Building a new life doesn’t include whining about your ex. “Learn to deal with it and not hold on to it,” Kitty7470 says. And when your ex finds a new partner? “They now have a say in your entire life, because your ex lets them.”
Banshee1 says he’s surprised at how bitter people can be. “I’ve talked to so many people that get upset because they believe their ex is doing better than they are or are suffering less. My feeling is — focus on you and your life. You can spend the rest of your life comparing to your ex-spouse and miss out on opportunities that are right in front of you.”
And some further advice: “Your ex has a life and so do you. Don’t share,” says timless. “I’ve learned to keep things focused on my daughter and vague pleasantries. Any unnecessary details come back to bite me in the butt.”
8. You will get a second wind.
When you think it won’t get any better, just keep moving forward. “The train wreck that was your life during the divorce suddenly gets a makeover as soon as your divorce is final,” timless says. “Somewhere near the end you have one final cry and then get a second wind. This is your saving grace, your reward for the pain and suffering.”
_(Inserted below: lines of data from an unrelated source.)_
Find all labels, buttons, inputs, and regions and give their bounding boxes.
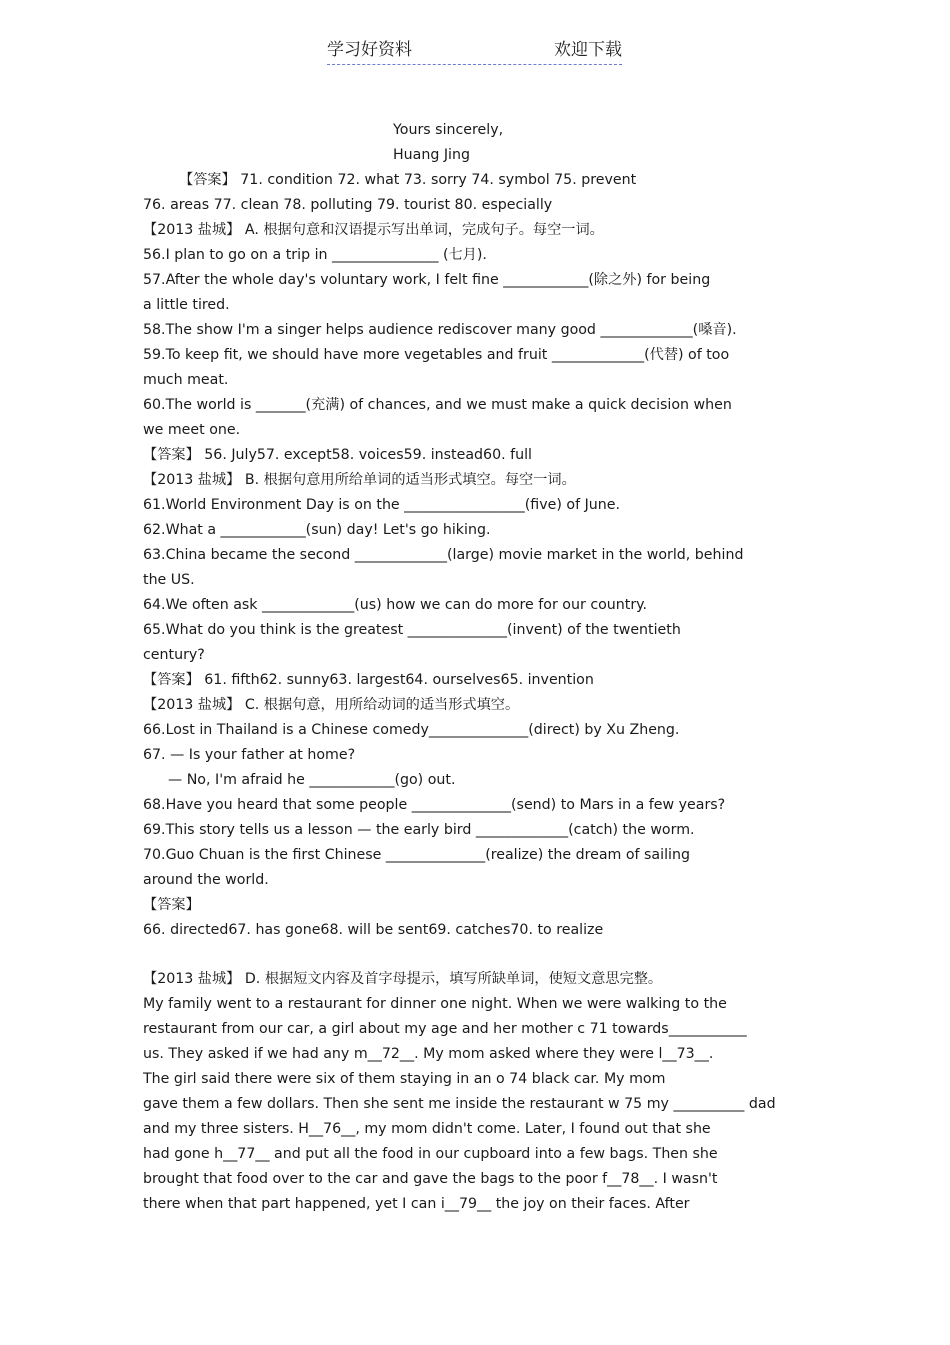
- question-line: 63.China became the second _____________(large) movie market in the world, behind: [143, 547, 744, 563]
- question-line: 65.What do you think is the greatest ______________(invent) of the twentieth: [143, 622, 681, 638]
- question-line: 70.Guo Chuan is the first Chinese ______________(realize) the dream of sailing: [143, 847, 690, 863]
- passage-line: My family went to a restaurant for dinner one night. When we were walking to the: [143, 996, 727, 1012]
- section-heading: 【2013 盐城】 D. 根据短文内容及首字母提示，填写所缺单词，使短文意思完整。: [143, 971, 663, 987]
- passage-line: and my three sisters. H__76__, my mom didn't come. Later, I found out that she: [143, 1121, 711, 1137]
- question-line: around the world.: [143, 872, 269, 888]
- question-line: 69.This story tells us a lesson — the early bird _____________(catch) the worm.: [143, 822, 695, 838]
- header-left-text: 学习好资料: [327, 40, 412, 60]
- passage-line: brought that food over to the car and gave the bags to the poor f__78__. I wasn't: [143, 1171, 718, 1187]
- closing-line: Yours sincerely,: [393, 122, 504, 138]
- question-line: 60.The world is _______(充满) of chances, and we must make a quick decision when: [143, 397, 732, 413]
- question-line: 67. — Is your father at home?: [143, 747, 356, 763]
- section-heading: 【2013 盐城】 C. 根据句意，用所给动词的适当形式填空。: [143, 697, 520, 713]
- question-line: 56.I plan to go on a trip in _______________ (七月).: [143, 247, 487, 263]
- question-line: 57.After the whole day's voluntary work, I felt fine ____________(除之外) for being: [143, 272, 711, 288]
- passage-line: gave them a few dollars. Then she sent me inside the restaurant w 75 my __________ dad: [143, 1096, 776, 1112]
- section-heading: 【2013 盐城】 A. 根据句意和汉语提示写出单词，完成句子。每空一词。: [143, 222, 604, 238]
- passage-line: there when that part happened, yet I can i__79__ the joy on their faces. After: [143, 1196, 690, 1212]
- passage-line: us. They asked if we had any m__72__. My mom asked where they were l__73__.: [143, 1046, 714, 1062]
- spacer: [143, 943, 807, 967]
- answer-line: 【答案】 71. condition 72. what 73. sorry 74. symbol 75. prevent: [179, 172, 637, 188]
- question-line: 62.What a ____________(sun) day! Let's go hiking.: [143, 522, 491, 538]
- question-line: — No, I'm afraid he ____________(go) out.: [168, 772, 456, 788]
- answer-line: 76. areas 77. clean 78. polluting 79. tourist 80. especially: [143, 197, 553, 213]
- header-right-text: 欢迎下载: [554, 40, 622, 60]
- answer-line: 【答案】 56. July57. except58. voices59. instead60. full: [143, 447, 532, 463]
- answer-label: 【答案】: [143, 897, 200, 913]
- passage-line: restaurant from our car, a girl about my age and her mother c 71 towards___________: [143, 1021, 747, 1037]
- question-line: a little tired.: [143, 297, 230, 313]
- question-line: 58.The show I'm a singer helps audience rediscover many good _____________(嗓音).: [143, 322, 737, 338]
- question-line: much meat.: [143, 372, 229, 388]
- question-line: 59.To keep fit, we should have more vegetables and fruit _____________(代替) of too: [143, 347, 730, 363]
- question-line: century?: [143, 647, 205, 663]
- question-line: 64.We often ask _____________(us) how we can do more for our country.: [143, 597, 648, 613]
- signature-line: Huang Jing: [393, 147, 470, 163]
- page-header: [327, 38, 622, 65]
- question-line: the US.: [143, 572, 195, 588]
- section-heading: 【2013 盐城】 B. 根据句意用所给单词的适当形式填空。每空一词。: [143, 472, 576, 488]
- answer-line: 【答案】 61. fifth62. sunny63. largest64. ourselves65. invention: [143, 672, 594, 688]
- answer-line: 66. directed67. has gone68. will be sent69. catches70. to realize: [143, 922, 604, 938]
- question-line: we meet one.: [143, 422, 241, 438]
- passage-line: The girl said there were six of them staying in an o 74 black car. My mom: [143, 1071, 666, 1087]
- passage-line: had gone h__77__ and put all the food in our cupboard into a few bags. Then she: [143, 1146, 718, 1162]
- question-line: 68.Have you heard that some people ______________(send) to Mars in a few years?: [143, 797, 726, 813]
- question-line: 66.Lost in Thailand is a Chinese comedy______________(direct) by Xu Zheng.: [143, 722, 680, 738]
- question-line: 61.World Environment Day is on the _________________(five) of June.: [143, 497, 620, 513]
- document-body: [143, 118, 807, 1217]
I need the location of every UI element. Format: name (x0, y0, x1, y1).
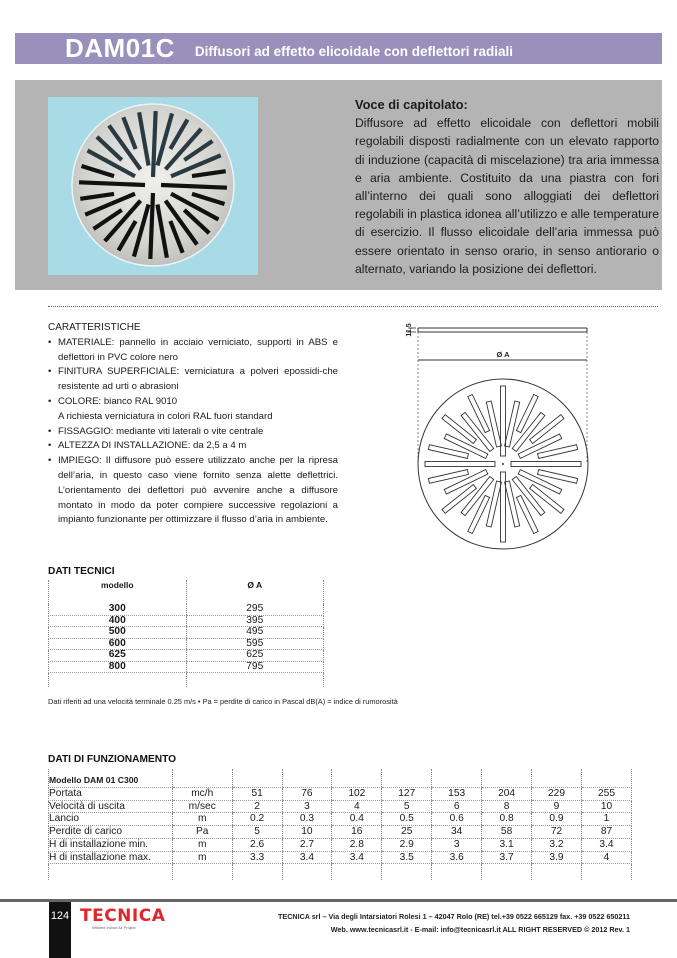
section-divider (48, 306, 658, 307)
data-note: Dati riferiti ad una velocità terminale 0.25 m/s • Pa = perdite di carico in Pascal dB(A) = indice di rumorosità (48, 697, 398, 706)
value-cell: 2.6 (232, 838, 282, 851)
operating-data-table (48, 769, 632, 880)
diameter-cell: 395 (186, 615, 324, 627)
value-cell: 3.9 (532, 851, 582, 864)
slot-outline (516, 495, 538, 533)
slot-outline (468, 495, 490, 533)
value-cell: 255 (581, 788, 631, 801)
value-cell: 127 (382, 788, 432, 801)
slot-outline (512, 477, 545, 516)
center-point (502, 463, 504, 465)
product-code: DAM01C (65, 33, 175, 63)
value-cell: 5 (232, 826, 282, 839)
diameter-cell: 495 (186, 627, 324, 639)
slot-outline (428, 470, 468, 484)
table-row (49, 800, 632, 813)
value-cell: 3.4 (332, 851, 382, 864)
feature-item: • ALTEZZA DI INSTALLAZIONE: da 2,5 a 4 m (48, 439, 338, 454)
technical-data-table (48, 580, 324, 687)
model-label: Modello DAM 01 C300 (49, 769, 173, 788)
value-cell: 3 (282, 800, 332, 813)
slot-outline (505, 481, 520, 527)
value-cell: 16 (332, 826, 382, 839)
diameter-cell: 295 (186, 604, 324, 615)
value-cell: 10 (282, 826, 332, 839)
thickness-label: 11,5 (406, 323, 413, 337)
table-row (49, 627, 324, 639)
value-cell: 0.2 (232, 813, 282, 826)
diameter-label: Ø A (496, 350, 510, 359)
value-cell: 4 (581, 851, 631, 864)
table-spacer-row (49, 673, 324, 688)
page-number: 124 (49, 902, 71, 958)
table-row (49, 788, 632, 801)
header-cell (532, 769, 582, 788)
diffuser-plate-outline (418, 379, 588, 549)
logo-tagline: Efficient Indoor Air Project (92, 926, 136, 930)
specification-title: Voce di capitolato: (355, 97, 468, 112)
value-cell: 4 (332, 800, 382, 813)
header-cell (282, 769, 332, 788)
row-label: H di installazione min. (49, 838, 173, 851)
feature-item: • FINITURA SUPERFICIALE: verniciatura a polveri epossidi-che resistente ad urti o abrasioni (48, 365, 338, 395)
value-cell: 34 (432, 826, 482, 839)
unit-cell: m (172, 851, 232, 864)
table-row (49, 650, 324, 662)
model-cell: 300 (49, 604, 187, 615)
table-header-row (49, 769, 632, 788)
table-row (49, 661, 324, 673)
slot-outline (516, 394, 538, 432)
value-cell: 0.4 (332, 813, 382, 826)
company-contacts: Web. www.tecnicasrl.it - E-mail: info@tecnicasrl.it ALL RIGHT RESERVED © 2012 Rev. 1 (330, 925, 630, 934)
model-cell: 500 (49, 627, 187, 639)
value-cell: 3.2 (532, 838, 582, 851)
value-cell: 6 (432, 800, 482, 813)
table-row (49, 638, 324, 650)
value-cell: 51 (232, 788, 282, 801)
value-cell: 0.6 (432, 813, 482, 826)
value-cell: 3.6 (432, 851, 482, 864)
company-logo: TECNICA (80, 906, 166, 926)
value-cell: 8 (482, 800, 532, 813)
row-label: Portata (49, 788, 173, 801)
table-row (49, 615, 324, 627)
row-label: Velocità di uscita (49, 800, 173, 813)
table-spacer-row (49, 864, 632, 881)
slot-outline (530, 415, 564, 444)
unit-cell: m (172, 813, 232, 826)
diameter-cell: 795 (186, 661, 324, 673)
technical-data-title: DATI TECNICI (48, 566, 115, 577)
value-cell: 153 (432, 788, 482, 801)
features-list (48, 336, 338, 528)
value-cell: 0.3 (282, 813, 332, 826)
features-title: CARATTERISTICHE (48, 322, 141, 333)
diffuser-photo-graphic (48, 97, 258, 275)
feature-item: • COLORE: bianco RAL 9010 A richiesta verniciatura in colori RAL fuori standard (48, 395, 338, 425)
specification-text (355, 96, 659, 278)
table-row (49, 851, 632, 864)
value-cell: 1 (581, 813, 631, 826)
column-header: modello (49, 580, 187, 604)
column-header: Ø A (186, 580, 324, 604)
value-cell: 87 (581, 826, 631, 839)
diffuser-drawing-graphic (360, 318, 610, 558)
header-cell (232, 769, 282, 788)
slot-outline (505, 401, 520, 447)
unit-cell: m/sec (172, 800, 232, 813)
slot-outline (468, 394, 490, 432)
value-cell: 204 (482, 788, 532, 801)
header-cell (172, 769, 232, 788)
value-cell: 2.7 (282, 838, 332, 851)
feature-item: • IMPIEGO: Il diffusore può essere utilizzato anche per la ripresa dell’aria, in questo caso viene fornito senza alette deflettrici. L’orientamento dei deflettori può avvenire anche a diffusore montato in modo da poter compiere successive regolazioni a impianto funzionante per ottimizzare il flusso d’aria in ambiente. (48, 454, 338, 528)
company-info (278, 910, 630, 936)
diameter-cell: 625 (186, 650, 324, 662)
title-bar (15, 33, 662, 64)
slot-outline (461, 412, 494, 451)
value-cell: 76 (282, 788, 332, 801)
feature-item: • MATERIALE: pannello in acciaio verniciato, supporti in ABS e deflettori in PVC colore nero (48, 336, 338, 366)
value-cell: 3.4 (581, 838, 631, 851)
slot-outline (428, 445, 468, 459)
value-cell: 3.3 (232, 851, 282, 864)
header-cell (482, 769, 532, 788)
value-cell: 3.7 (482, 851, 532, 864)
value-cell: 72 (532, 826, 582, 839)
deflector-slot (153, 111, 156, 177)
table-row (49, 604, 324, 615)
table-row (49, 826, 632, 839)
features-section (48, 321, 338, 528)
unit-cell: m (172, 838, 232, 851)
header-cell (382, 769, 432, 788)
slot-outline (530, 484, 564, 513)
model-cell: 800 (49, 661, 187, 673)
specification-body: Diffusore ad effetto elicoidale con deflettori mobili regolabili disposti radialmente con un elevato rapporto di induzione (capacità di miscelazione) tra aria immessa e aria ambiente. Costituito da una piastra con fori all’interno dei quali sono alloggiati dei deflettori regolabili in plastica idonea all’utilizzo e alle temperature di esercizio. Il flusso elicoidale dell’aria immessa può essere orientato in senso orario, in senso antiorario o alternato, variando la posizione dei deflettori. (355, 116, 659, 276)
feature-item: • FISSAGGIO: mediante viti laterali o vite centrale (48, 425, 338, 440)
operating-data-title: DATI DI FUNZIONAMENTO (48, 754, 177, 765)
deflector-slot (161, 185, 227, 188)
header-cell (332, 769, 382, 788)
slot-outline (538, 470, 578, 484)
footer-divider (0, 899, 677, 902)
model-cell: 625 (49, 650, 187, 662)
value-cell: 25 (382, 826, 432, 839)
table-header-row (49, 580, 324, 604)
model-cell: 600 (49, 638, 187, 650)
deflector-slot (79, 182, 145, 185)
value-cell: 229 (532, 788, 582, 801)
value-cell: 2.8 (332, 838, 382, 851)
value-cell: 0.9 (532, 813, 582, 826)
company-address: TECNICA srl – Via degli Intarsiatori Rolesi 1 – 42047 Rolo (RE) tel.+39 0522 665129 fax. +39 0522 650211 (278, 912, 630, 921)
header-cell (432, 769, 482, 788)
slot-outline (461, 477, 494, 516)
product-photo (48, 97, 258, 275)
row-label: Perdite di carico (49, 826, 173, 839)
slot-outline (486, 481, 501, 527)
table-row (49, 838, 632, 851)
slot-outline (511, 462, 581, 467)
value-cell: 2.9 (382, 838, 432, 851)
value-cell: 2 (232, 800, 282, 813)
value-cell: 102 (332, 788, 382, 801)
slot-outline (512, 412, 545, 451)
deflector-slot (150, 193, 153, 259)
value-cell: 9 (532, 800, 582, 813)
product-subtitle: Diffusori ad effetto elicoidale con deflettori radiali (194, 44, 513, 59)
value-cell: 0.5 (382, 813, 432, 826)
unit-cell: Pa (172, 826, 232, 839)
value-cell: 3.1 (482, 838, 532, 851)
row-label: H di installazione max. (49, 851, 173, 864)
value-cell: 10 (581, 800, 631, 813)
model-cell: 400 (49, 615, 187, 627)
technical-drawing (360, 318, 610, 558)
diameter-cell: 595 (186, 638, 324, 650)
slot-outline (425, 462, 495, 467)
slot-outline (486, 401, 501, 447)
slot-outline (442, 415, 476, 444)
slot-outline (538, 445, 578, 459)
table-row (49, 813, 632, 826)
value-cell: 3.5 (382, 851, 432, 864)
value-cell: 5 (382, 800, 432, 813)
row-label: Lancio (49, 813, 173, 826)
value-cell: 0.8 (482, 813, 532, 826)
header-cell (581, 769, 631, 788)
unit-cell: mc/h (172, 788, 232, 801)
value-cell: 58 (482, 826, 532, 839)
slot-outline (442, 484, 476, 513)
value-cell: 3 (432, 838, 482, 851)
value-cell: 3.4 (282, 851, 332, 864)
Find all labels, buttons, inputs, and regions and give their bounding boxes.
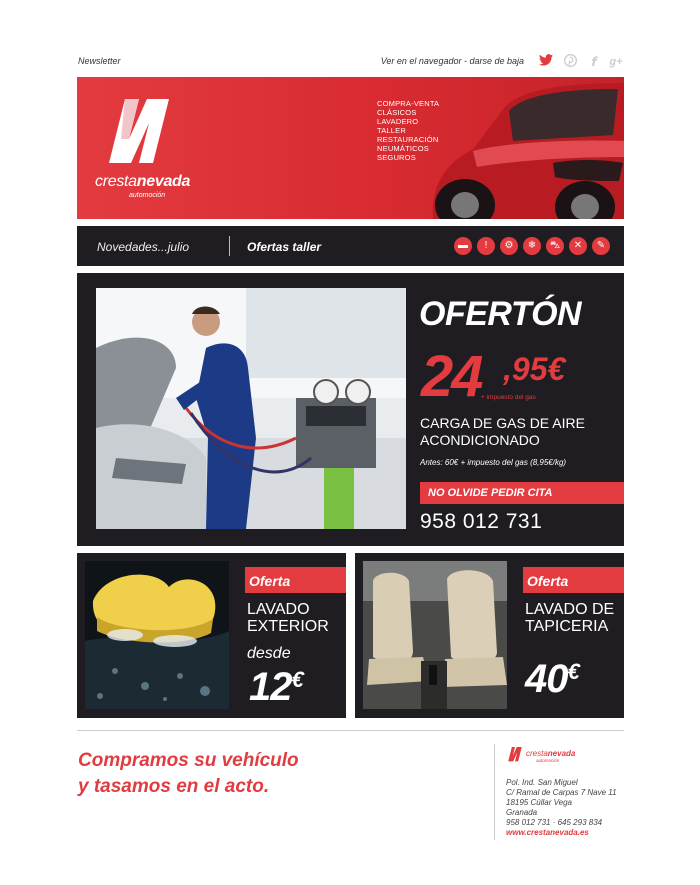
phone-number[interactable]: 958 012 731 xyxy=(420,510,543,533)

Unhappily married to her high school sweetheart for 15 years before she finally asked for a divorce, Wow65 agrees, saying when the divorce was final she realized: “I could do what I wanted with my life and have a great time doing it.”
“Now is the time to focus on you,” Banshee1 advises. “Look at divorce as a chance to rebuild, to start fresh. Yes, there will be hurt, loneliness, frustration — but that’s life, isn’t it? For me, I’m taking the experiences that I’ve had has a husband and turning them into a guideline for how I want to live my life as a man. I will always and forever be a father to my children — and my focus is 150 percent on them. But, to be the best father that I can be I must learn to take care of myself, too. I’m learning to pursue my dreams, and through that inspire my children (and possibly others) along the way. My legacy to my children will be strength and perseverance even when the chips are down.”
Divorce coach Annie O’Neill added: “You have your whole life ahead of you to do what you want to do. It is a chance to reinvent yourself, a new chapter of your life. You have to put your marriage behind you and decide to move on.”